Bruce Schobel, president-elect of the American Academy of Actuaries, is calling for immediate efforts to increase the normal Social Security retirement age.

The sooner policymakers act to reform Social Security, the more options they will have, and the more moderate solutions can be, Schobel says.

“Demographic problems require demographic solutions,” Schobel says in a statement distributed by the AAA, Washington. “You just cannot have people living longer and longer with a frozen retirement age.
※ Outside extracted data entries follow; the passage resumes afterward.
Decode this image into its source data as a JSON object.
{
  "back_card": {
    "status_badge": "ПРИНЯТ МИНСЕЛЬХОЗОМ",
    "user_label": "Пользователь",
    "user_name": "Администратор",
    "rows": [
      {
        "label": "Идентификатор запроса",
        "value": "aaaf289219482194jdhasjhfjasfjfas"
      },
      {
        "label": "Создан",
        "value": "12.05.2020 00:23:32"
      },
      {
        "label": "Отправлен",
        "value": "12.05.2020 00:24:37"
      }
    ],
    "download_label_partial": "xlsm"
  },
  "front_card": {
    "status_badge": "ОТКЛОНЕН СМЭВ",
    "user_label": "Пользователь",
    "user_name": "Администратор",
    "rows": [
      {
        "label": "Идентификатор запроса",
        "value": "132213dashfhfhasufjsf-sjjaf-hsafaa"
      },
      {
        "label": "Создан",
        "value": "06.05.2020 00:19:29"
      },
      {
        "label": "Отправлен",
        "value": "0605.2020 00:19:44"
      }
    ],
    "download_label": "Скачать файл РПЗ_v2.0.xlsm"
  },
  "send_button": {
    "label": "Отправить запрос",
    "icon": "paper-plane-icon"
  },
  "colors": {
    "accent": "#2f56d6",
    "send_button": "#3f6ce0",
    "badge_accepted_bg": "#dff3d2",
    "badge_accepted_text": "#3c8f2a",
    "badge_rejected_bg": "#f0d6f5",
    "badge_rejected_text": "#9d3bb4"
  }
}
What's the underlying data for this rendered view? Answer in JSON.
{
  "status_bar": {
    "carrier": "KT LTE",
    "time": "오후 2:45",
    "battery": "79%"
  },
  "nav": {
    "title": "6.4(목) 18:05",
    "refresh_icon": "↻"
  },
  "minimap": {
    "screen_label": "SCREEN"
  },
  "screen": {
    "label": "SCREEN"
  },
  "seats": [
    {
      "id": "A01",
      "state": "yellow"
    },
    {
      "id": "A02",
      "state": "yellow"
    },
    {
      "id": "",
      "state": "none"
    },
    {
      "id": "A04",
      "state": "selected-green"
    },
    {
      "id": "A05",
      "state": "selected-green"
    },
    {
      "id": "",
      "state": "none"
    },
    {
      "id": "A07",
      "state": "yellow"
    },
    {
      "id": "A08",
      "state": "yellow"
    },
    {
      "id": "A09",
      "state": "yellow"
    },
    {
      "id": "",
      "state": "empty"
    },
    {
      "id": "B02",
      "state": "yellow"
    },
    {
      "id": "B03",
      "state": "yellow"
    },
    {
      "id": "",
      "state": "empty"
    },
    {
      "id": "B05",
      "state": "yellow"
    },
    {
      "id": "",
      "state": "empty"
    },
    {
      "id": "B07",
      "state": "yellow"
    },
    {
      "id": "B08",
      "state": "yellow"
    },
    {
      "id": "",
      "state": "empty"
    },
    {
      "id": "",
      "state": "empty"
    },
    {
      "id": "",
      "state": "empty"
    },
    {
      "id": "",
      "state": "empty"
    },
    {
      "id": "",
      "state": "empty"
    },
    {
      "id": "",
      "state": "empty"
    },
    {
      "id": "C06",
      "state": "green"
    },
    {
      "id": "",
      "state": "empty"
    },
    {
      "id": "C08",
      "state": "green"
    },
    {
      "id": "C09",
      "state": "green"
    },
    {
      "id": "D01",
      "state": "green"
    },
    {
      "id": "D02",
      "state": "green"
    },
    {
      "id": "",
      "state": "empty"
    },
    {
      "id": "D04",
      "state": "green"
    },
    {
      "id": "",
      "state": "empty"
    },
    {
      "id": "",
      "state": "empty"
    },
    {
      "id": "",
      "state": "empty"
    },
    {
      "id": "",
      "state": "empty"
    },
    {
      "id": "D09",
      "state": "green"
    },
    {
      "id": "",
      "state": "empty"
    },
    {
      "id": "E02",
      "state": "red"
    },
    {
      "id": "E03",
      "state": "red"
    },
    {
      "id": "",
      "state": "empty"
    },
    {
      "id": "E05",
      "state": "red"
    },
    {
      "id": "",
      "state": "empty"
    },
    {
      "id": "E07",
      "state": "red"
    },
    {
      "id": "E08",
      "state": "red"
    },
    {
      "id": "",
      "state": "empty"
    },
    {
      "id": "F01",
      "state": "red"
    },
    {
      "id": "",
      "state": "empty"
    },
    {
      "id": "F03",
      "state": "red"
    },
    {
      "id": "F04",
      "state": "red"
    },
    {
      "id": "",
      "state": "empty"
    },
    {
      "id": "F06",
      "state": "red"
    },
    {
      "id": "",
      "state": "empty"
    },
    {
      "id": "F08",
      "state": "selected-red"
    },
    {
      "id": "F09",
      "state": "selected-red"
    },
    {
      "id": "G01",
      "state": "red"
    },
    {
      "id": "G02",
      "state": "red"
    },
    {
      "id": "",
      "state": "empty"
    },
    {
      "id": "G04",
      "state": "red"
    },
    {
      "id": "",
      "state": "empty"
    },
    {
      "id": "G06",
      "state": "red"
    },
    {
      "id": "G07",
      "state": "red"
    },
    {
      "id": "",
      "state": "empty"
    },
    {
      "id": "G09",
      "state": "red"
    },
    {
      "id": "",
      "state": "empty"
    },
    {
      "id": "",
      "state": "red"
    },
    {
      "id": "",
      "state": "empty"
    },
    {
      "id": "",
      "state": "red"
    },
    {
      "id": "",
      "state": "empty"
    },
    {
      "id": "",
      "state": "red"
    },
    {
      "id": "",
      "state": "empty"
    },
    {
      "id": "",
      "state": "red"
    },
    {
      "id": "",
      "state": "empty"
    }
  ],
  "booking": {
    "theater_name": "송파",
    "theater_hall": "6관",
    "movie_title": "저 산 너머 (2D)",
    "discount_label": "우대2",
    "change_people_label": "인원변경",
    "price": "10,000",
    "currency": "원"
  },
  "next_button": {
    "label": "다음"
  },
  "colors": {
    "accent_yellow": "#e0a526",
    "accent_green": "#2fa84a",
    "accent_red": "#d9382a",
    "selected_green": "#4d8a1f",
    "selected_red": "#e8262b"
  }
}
At some point, the system cannot afford it.”

The AAA released the statement in response to the release earlier this week of the 2009 Social Security trustees’ report.

The trustees now project that, because of the effects of the recession on payroll taxes, the trust fund will run dry in 2037. In 2008, the trustees were projecting the trust fund would be depleted in 2041.
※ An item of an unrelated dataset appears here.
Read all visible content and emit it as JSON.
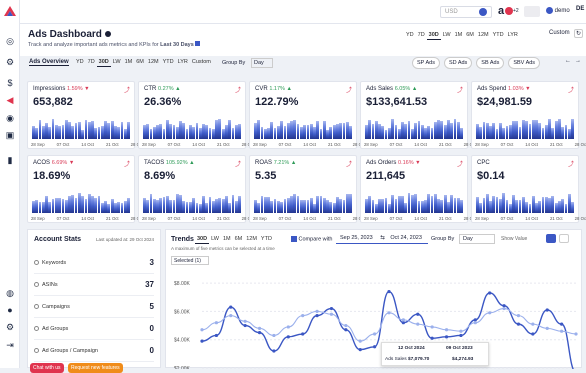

But Schobel says the fundamental factor threatening Social Security solvency is the increased average lifespan.

Social Security Administration actuaries estimated in 2008 that a typical 65-year-old male will live about 16.9 more years, up from 11.9 more years in 1940, and that a typical 65-year-old female will live 19.3 more years, up from 13.4 more years.

The SSA actuaries’ projections show life expectancy at age 65 could continue to increase, Schobel says.

“There are many options available to policymakers, and as actuaries, we believe that increasing the retirement age should be a part of any solution,” Schobel says.